Direto do túnel do tempo

Alexandre Ernst

10/01/2017

 

 

 

Ao falar de medidas na Saúde, presidente esquece o real e menciona o cruzeiro, moeda extinta há 24 anos, quatro dias depois de se referir à chacina no presídio em Manaus como um ‘acidente pavoroso

 

 

 

-ESTEIO (RS)- O presidente Michel Temer voltou no tempo durante discurso na cerimônia de entrega de ambulâncias para prefeituras gaúchas, em Esteio, Região Metropolitana de Porto Alegre. Enquanto falava sobre medidas do governo federal, com referência ao trabalho do ministro da Saúde, Ricardo Barros, o peemedebista trocou a moeda vigente no país e a gafe causou um certo burburinho no Parque de Exposições Assis Brasil.

É a segunda gafe do presidente em quatro dias: na quinta-feira passada, Temer classificou a chacina no presídio em Manaus de “acidente pavoroso”. Horas mais tarde, o Twitter da Presidência reafirmou o termo, tentando justificar a expressão.

Os aliados presentes no palco, no evento de ontem, como o próprio Barros; os ministros Eliseu Padilha (Casa Civil) e Osmar Terra (Desenvolvimento Social), o governador do Rio Grande do Sul, José Sartori, e o prefeito de Porto Alegre, Nelson Marchezan, ambos do partido de Temer, ignoraram a mancada, mas a plateia achou graça.

Temer se referia ao pouco tempo de seu governo, e destacou para Sartori o que Barros fez na Saúde.

— Em primeiro lugar, ele começou a impedir os tais ralos pelos quais saem os recursos. Em pouquíssimo tempo, logo nós fizemos uma solenidade no palácio em que ele anunciou a economia de 800 milhões de cruzeiros, que significam novas Upas, novas UBS, e também novas ambulâncias — disse Temer, sem perceber que tinha trocado as moedas.

O cruzeiro foi substituído pelo cruzeiro real em 1993. A moeda brasileira passou a ser o real, que vigora até hoje, um ano depois, em 1994. Na transcrição do discurso pelo Palácio do Planalto, o equívoco não foi suprimido, mas a palavra reais apareceu entre colchetes junto a cruzeiros.

Temer foi recebido com protestos em Esteio. Sindicalistas ligados à CUT e Cpers reivindicavam reajuste salarial e pagamento do 13º salário por parte do governo gaúcho. Um forte aparato de segurança foi montado, com PM, Exército e Polícia Rodoviária Federal. Os protestos aconteceram no portão 7, no lado contrário onde Temer desembarcaria de um helicóptero.

Por conta da manifestação, a entrada de prefeitos e convidados teve de ser revista, o que causou transtorno e um pequeno engarrafamento na entrada no Parque de Exposições. Os governantes, em sua maioria da base aliada do governo federal, também foram alvo de palavras de ordem dos manifestantes, mas não houve violência.

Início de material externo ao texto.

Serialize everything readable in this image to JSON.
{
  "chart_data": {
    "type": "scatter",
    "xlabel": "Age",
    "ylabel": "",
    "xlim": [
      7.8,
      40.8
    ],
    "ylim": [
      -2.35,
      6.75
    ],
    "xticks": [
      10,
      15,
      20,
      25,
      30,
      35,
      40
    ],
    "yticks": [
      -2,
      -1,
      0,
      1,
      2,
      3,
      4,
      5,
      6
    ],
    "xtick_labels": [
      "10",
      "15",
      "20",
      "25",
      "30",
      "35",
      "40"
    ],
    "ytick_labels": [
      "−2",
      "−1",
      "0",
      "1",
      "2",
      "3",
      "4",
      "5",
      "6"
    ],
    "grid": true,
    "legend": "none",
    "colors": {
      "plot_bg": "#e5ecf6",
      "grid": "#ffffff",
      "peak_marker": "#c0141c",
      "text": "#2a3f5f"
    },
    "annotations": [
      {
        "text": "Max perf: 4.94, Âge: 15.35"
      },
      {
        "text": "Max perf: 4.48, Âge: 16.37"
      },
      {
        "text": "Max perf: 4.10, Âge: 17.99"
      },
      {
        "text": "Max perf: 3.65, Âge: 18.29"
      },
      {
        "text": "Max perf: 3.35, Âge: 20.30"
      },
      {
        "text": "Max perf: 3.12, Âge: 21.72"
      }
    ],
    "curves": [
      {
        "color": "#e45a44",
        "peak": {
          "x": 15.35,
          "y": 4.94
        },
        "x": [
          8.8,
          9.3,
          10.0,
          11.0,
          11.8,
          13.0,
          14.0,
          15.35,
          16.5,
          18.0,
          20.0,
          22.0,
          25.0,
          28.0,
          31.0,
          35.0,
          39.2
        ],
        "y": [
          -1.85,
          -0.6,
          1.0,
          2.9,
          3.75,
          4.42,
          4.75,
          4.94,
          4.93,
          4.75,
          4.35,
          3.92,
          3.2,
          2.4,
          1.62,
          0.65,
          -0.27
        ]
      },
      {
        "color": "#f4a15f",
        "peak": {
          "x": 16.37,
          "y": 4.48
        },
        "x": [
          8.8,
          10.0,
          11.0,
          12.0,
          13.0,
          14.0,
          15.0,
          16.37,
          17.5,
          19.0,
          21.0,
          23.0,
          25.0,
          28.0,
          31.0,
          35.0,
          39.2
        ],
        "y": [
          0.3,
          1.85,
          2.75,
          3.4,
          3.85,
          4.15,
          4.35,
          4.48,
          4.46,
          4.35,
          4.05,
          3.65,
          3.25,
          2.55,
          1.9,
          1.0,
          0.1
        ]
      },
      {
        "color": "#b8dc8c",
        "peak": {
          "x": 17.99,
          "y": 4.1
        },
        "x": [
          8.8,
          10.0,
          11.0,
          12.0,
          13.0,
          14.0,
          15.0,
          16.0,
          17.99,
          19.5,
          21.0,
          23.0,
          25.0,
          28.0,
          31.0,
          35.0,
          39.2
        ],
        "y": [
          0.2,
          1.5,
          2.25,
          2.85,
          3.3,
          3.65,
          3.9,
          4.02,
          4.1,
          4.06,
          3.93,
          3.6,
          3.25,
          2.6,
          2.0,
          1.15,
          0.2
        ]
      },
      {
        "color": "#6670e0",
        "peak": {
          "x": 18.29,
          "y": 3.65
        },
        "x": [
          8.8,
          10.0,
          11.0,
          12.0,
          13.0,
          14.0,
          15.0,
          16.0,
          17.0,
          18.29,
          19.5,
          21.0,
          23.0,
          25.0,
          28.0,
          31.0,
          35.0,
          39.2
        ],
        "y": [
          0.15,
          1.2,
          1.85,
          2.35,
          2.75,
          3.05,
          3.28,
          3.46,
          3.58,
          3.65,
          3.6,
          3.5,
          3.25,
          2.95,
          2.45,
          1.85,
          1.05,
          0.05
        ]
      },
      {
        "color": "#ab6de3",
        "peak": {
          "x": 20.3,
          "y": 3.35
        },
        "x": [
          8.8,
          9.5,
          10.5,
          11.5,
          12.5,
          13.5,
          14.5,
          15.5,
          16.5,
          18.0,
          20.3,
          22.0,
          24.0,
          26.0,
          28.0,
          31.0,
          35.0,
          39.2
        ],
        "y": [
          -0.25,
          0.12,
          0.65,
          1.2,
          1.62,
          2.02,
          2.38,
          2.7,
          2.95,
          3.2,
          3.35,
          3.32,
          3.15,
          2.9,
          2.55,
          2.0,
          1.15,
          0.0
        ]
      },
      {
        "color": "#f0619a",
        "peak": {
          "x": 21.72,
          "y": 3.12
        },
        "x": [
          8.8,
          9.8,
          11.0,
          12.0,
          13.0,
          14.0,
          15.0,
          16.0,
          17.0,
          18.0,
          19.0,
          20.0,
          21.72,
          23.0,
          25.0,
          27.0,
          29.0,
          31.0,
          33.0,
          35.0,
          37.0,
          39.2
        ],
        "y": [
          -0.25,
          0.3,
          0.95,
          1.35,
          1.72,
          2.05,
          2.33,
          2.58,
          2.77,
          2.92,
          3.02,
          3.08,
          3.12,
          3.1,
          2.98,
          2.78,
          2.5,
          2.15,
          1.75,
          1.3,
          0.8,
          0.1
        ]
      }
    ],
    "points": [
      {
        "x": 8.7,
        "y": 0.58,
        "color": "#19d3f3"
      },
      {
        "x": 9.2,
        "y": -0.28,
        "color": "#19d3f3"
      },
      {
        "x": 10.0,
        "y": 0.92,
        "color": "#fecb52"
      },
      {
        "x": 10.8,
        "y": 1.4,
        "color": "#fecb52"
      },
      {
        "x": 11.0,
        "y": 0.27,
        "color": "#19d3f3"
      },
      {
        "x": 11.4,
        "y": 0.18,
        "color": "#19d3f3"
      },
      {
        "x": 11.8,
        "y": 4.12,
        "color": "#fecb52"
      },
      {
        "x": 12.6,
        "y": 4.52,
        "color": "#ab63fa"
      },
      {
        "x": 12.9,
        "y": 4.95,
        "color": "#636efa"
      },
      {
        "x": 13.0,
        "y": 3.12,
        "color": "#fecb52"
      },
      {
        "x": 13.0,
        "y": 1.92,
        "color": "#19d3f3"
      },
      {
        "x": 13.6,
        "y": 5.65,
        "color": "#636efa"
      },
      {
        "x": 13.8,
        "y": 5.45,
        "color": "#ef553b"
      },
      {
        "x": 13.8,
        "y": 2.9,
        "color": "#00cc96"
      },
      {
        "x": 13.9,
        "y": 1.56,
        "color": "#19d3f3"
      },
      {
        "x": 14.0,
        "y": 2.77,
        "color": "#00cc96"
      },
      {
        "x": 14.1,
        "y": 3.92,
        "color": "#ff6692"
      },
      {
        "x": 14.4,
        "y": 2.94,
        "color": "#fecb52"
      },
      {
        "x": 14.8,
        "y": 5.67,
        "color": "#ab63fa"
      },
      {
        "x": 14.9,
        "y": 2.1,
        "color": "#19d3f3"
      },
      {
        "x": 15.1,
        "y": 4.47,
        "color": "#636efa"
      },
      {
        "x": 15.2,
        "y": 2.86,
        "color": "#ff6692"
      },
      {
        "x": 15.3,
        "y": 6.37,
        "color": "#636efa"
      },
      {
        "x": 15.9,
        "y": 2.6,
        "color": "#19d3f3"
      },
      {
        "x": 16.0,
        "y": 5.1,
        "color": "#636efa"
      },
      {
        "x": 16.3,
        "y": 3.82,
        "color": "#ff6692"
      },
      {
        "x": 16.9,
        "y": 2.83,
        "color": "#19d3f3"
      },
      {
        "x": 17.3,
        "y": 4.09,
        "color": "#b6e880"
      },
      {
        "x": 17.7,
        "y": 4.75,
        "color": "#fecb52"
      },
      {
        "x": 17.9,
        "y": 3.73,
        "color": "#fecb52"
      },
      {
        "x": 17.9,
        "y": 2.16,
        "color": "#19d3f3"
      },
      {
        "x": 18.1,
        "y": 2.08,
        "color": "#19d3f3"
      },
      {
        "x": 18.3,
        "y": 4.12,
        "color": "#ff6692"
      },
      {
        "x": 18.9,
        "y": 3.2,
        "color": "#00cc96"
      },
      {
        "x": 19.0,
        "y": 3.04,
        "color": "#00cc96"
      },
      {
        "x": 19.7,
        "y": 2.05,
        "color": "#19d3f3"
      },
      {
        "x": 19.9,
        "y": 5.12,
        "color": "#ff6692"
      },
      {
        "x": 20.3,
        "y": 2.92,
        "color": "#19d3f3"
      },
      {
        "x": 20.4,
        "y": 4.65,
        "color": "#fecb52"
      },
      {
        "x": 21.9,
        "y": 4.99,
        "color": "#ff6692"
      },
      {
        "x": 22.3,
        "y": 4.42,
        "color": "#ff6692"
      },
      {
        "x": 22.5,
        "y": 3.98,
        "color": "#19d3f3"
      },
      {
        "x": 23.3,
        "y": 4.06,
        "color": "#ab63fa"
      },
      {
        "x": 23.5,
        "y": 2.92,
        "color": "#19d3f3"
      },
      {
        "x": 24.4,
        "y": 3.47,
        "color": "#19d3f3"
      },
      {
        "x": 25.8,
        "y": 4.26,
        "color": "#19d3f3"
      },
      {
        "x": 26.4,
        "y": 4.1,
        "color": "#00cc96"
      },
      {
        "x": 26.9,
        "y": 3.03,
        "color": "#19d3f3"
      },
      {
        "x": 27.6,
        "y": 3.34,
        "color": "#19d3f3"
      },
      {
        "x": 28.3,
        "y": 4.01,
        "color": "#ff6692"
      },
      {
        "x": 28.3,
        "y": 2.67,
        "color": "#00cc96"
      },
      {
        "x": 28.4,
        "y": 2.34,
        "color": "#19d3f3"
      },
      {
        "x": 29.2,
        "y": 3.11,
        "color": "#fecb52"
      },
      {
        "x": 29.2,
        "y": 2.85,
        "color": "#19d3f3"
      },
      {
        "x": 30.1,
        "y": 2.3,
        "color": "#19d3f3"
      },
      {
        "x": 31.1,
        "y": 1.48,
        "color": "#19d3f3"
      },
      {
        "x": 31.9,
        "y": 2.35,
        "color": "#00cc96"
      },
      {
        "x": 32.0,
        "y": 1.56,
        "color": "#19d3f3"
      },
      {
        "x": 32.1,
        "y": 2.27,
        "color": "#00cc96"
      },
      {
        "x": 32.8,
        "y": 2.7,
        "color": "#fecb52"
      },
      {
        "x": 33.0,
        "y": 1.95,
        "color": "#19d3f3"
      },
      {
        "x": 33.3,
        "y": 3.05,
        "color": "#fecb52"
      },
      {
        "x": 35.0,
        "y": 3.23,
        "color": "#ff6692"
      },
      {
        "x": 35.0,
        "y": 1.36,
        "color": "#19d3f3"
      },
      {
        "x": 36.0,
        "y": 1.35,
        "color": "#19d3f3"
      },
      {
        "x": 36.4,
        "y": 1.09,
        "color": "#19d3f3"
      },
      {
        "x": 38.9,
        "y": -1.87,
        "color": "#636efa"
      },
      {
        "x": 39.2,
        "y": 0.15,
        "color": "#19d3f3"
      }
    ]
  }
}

Além da entrega de 61 ambulâncias a prefeitos de cidades do Rio Grande do Sul, parte do programa de renovação da frota do Samu, o presidente anunciou que um dos cinco presídios federais de segurança máxima que o governo planeja construir ficará no estado. A construção de novas prisões foi anunciada na última semana, como uma das medidas para enfrentar a crise no sistema penitenciário do país, que já resultou em quase cem mortos esse ano.

— Sei que não é nada agradável anunciar presídio mas, volto a dizer, a realidade social atual exige medidas dessa natureza — disse Temer.

O presidente seguiu do Rio Grande do Sul para Portugal, onde participará do funeral do ex-presidente Mário Soares. Temer citou a viagem e aproveitou para defender a Reforma da Previdência, enviada pelo governo ao Congresso, que fixa a idade mínima de 65 anos para a aposentadoria:

— E eu quero rememorar que, em Portugal, a idade mínima é 66 anos, ainda cortaram 30% da aposentadoria e 30% dos vencimentos do servidor público. Nós não queremos chegar a isso. Nós queremos preparar o futuro para que não precisemos fazer como Portugal, Espanha e outros países.

 

 

O globo, n. 30472, 10/01/2017. País, p. 06.